As we embark on the two continuums, it is imperative that we baseline certain primary and secondary metrics at the beginning of the exercise and keep measuring them at regular intervals.

Primary metrics

I would lean heavily on the State of DevOps report on the primary metrics to measure. They would be:

  • Deployment frequency
  • Lead time for changes
  • Time to restore service
  • Change failure rate
  • Availability

I would suggest a useful, sixth metric:

  • Lead time to quality:
    Time taken by a team or a developer to pass a quality threshold set in the DevOps pipeline. This metric allows us to measure the time taken to pass each quality gate which, in turn, helps us to take corrective action and improve the gating policies themselves.

Secondary metrics

These metrics can be many though I have called out a few basic ones to start with. These metrics give us further insights on where exactly the problem is which is impacting a primary metric, and thereby, helps us to take the suitable corrective action:

  • Code churn rate
  • Build rate
  • Number of pull requests
  • Number of code merges
  • Code smells and warnings
  • Low level design analysis – CAST, JDepend

It is important to note that none of the above metrics (both primary and secondary) are derived or calculated manually. All are derived automatically through data available in the DevOps pipeline across the different areas. This will be a key implementation objective of driving continuous planning area of DevOps maturity. At HCL, we have a tool named Application360 that seamlessly integrates with most of the industry standard DevOps tools and thereby makes it easier to generate the above metrics.

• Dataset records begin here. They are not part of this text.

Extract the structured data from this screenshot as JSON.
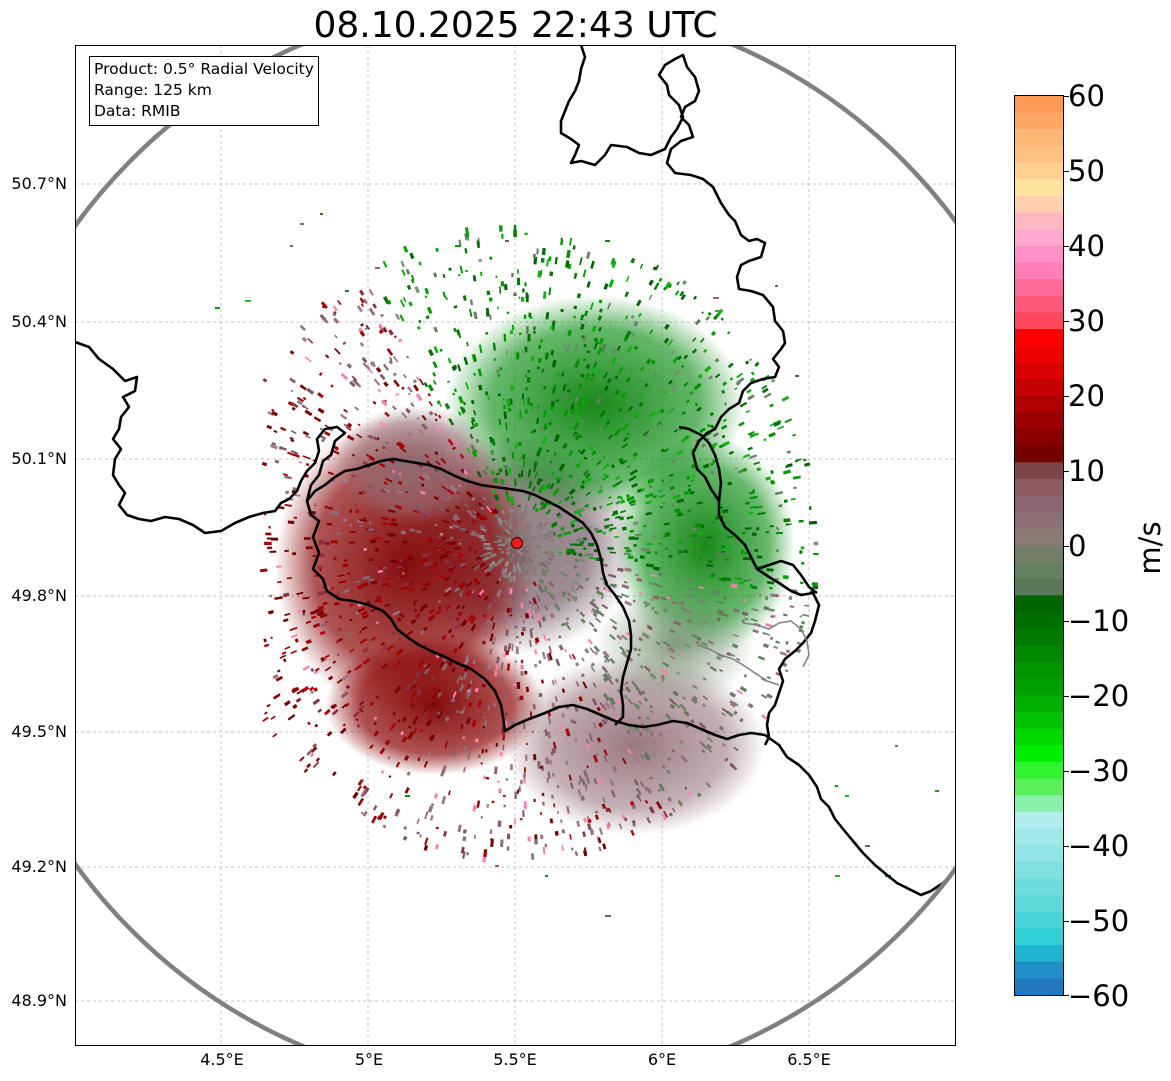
{
  "title": "08.10.2025 22:43 UTC",
  "info": {
    "product": "Product: 0.5° Radial Velocity",
    "range": "Range: 125 km",
    "source": "Data: RMIB"
  },
  "map": {
    "lon_ticks": [
      "4.5°E",
      "5°E",
      "5.5°E",
      "6°E",
      "6.5°E"
    ],
    "lat_ticks": [
      "50.7°N",
      "50.4°N",
      "50.1°N",
      "49.8°N",
      "49.5°N",
      "49.2°N",
      "48.9°N"
    ],
    "lon_range": [
      4.0,
      7.0
    ],
    "lat_range": [
      48.8,
      50.99
    ],
    "radar_site": {
      "lon": 5.505,
      "lat": 49.914
    },
    "radar_range_km": 125,
    "colors": {
      "border": "#000000",
      "range_ring": "#808080",
      "grid": "#b0b0b0",
      "site_marker": "#e8201a"
    }
  },
  "colorbar": {
    "label": "m/s",
    "ticks": [
      "60",
      "50",
      "40",
      "30",
      "20",
      "10",
      "0",
      "−10",
      "−20",
      "−30",
      "−40",
      "−50",
      "−60"
    ],
    "range": [
      -60,
      60
    ],
    "colors_from_top": [
      "#ff9955",
      "#ffa866",
      "#ffb877",
      "#ffc080",
      "#ffd090",
      "#ffe4a0",
      "#ffd0b0",
      "#ffb8c0",
      "#ffa8d0",
      "#ff90c8",
      "#ff80b8",
      "#ff6a98",
      "#ff5878",
      "#ff4860",
      "#ff0000",
      "#ec0000",
      "#d80000",
      "#c40000",
      "#b00000",
      "#9c0000",
      "#880000",
      "#760000",
      "#7c4648",
      "#8c5a60",
      "#8a6470",
      "#8a7074",
      "#8a7c74",
      "#728068",
      "#648260",
      "#58785a",
      "#006400",
      "#006e00",
      "#007a00",
      "#008800",
      "#009400",
      "#00a000",
      "#00b000",
      "#00c000",
      "#00d800",
      "#00ee00",
      "#30f430",
      "#5af05a",
      "#88f0a8",
      "#b0eeee",
      "#a0e8e8",
      "#90e4e4",
      "#80e0e0",
      "#6cdcdc",
      "#5cd8d8",
      "#48d4d8",
      "#30d0d8",
      "#20b4d0",
      "#2090c8",
      "#2078c0"
    ]
  }
}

To conclude the blog post with a quote from the continuous delivery book, “Hope is not a strategy”, and unless we drive the people, process, and technology aspects together, scaling Agile and DevOps and achieving digital maturity will prove to be an uphill task. However, while achieving this state may prove to be complicated, difficult, and resource intensive, the journey is well worth the effort and the rewards along the journey are immense. In the next and final edition of this series, I will be discussing the “Process” dimension of scaling digital successfully. See you then!